The American International Group (AIG) is a US insurance multinational that chose London as the headquarters for its financial products division. The motivation behind this decision was clear: less supervision and more freedom to maximise profits.

 

The director of the now defunct US government institution, the Office of Thrift Supervision, that was to supervise AIG in Europe during the 2008 crisis admitted that he did not know how his responsibilities extended to the AIG branch in London. The multinational, in other words, was free to operate as it wished, with no rules to abide by and no authority to supervise it.

Everyone wants to pick and choose the rules of the game.
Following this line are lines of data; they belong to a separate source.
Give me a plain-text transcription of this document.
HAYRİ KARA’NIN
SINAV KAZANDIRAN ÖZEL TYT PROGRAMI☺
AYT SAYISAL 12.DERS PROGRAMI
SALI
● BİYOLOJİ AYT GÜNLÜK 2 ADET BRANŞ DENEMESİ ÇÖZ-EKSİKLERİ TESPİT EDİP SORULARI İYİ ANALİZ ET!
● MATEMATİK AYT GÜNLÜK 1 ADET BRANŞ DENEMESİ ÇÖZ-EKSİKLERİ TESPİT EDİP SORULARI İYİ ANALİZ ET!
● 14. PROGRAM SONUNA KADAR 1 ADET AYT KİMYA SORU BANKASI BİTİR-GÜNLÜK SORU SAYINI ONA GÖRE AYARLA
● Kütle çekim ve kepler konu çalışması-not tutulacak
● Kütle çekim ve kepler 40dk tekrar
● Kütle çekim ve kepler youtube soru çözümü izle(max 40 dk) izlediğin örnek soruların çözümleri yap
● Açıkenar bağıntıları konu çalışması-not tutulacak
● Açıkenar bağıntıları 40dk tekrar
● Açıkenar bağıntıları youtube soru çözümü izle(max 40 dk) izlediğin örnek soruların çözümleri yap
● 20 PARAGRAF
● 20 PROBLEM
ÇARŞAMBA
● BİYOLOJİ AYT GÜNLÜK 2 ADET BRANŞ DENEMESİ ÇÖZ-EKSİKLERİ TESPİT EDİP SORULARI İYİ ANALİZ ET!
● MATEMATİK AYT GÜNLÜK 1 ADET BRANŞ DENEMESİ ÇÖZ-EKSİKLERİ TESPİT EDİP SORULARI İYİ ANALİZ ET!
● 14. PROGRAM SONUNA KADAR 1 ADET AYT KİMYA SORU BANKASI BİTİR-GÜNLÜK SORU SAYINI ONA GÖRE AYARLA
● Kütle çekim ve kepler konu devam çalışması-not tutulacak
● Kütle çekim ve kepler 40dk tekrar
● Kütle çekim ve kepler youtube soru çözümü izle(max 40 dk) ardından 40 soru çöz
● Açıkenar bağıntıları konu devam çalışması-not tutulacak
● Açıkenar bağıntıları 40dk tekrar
But in transatlantic politics, only big business has that privilege, as revealed by a new report from Corporate Europe Observatory and Lobby Control.

Thanks to the Financial Markets Regulatory Dialogue – created in 2002 as a forum for transatlantic regulatory cooperation on finance – US financial corporations can operate in the European Union (EU) without significant monitoring by European authorities.

This type of regulatory cooperation between the EU and the US risks becoming compulsory and widespread under TTIP, the transatlantic trade deal, making multinationals from both sides of the Atlantic far too powerful.

Regulatory cooperation will occur between US and EU administrations any time a new law is passed or revised, in Brussels and Washington, which may have a transatlantic impact. This type of “cooperation” will occur before law proposals even reach parliaments and will be so permeable to the influence of big business that it is often referred to as a “surreal institutionalisation of lobbying”.

The fact that US companies can bypass EU law through regulatory cooperation should worry any legislator working for the public interest.

With TTIP, EU or US multinationals will have the power to pick and choose the laws they believe to be most beneficial to their interests.

TTIP, and especially regulatory cooperation, is a clear example of how trade negotiators in EU and US institutions can be as allergic to democracy as big business can be averse to public demands for rights and protections.

The rising tide of citizen opposition to TTIP clearly illustrates the issues at stake, and will no doubt continue to expand as negotiations carry on.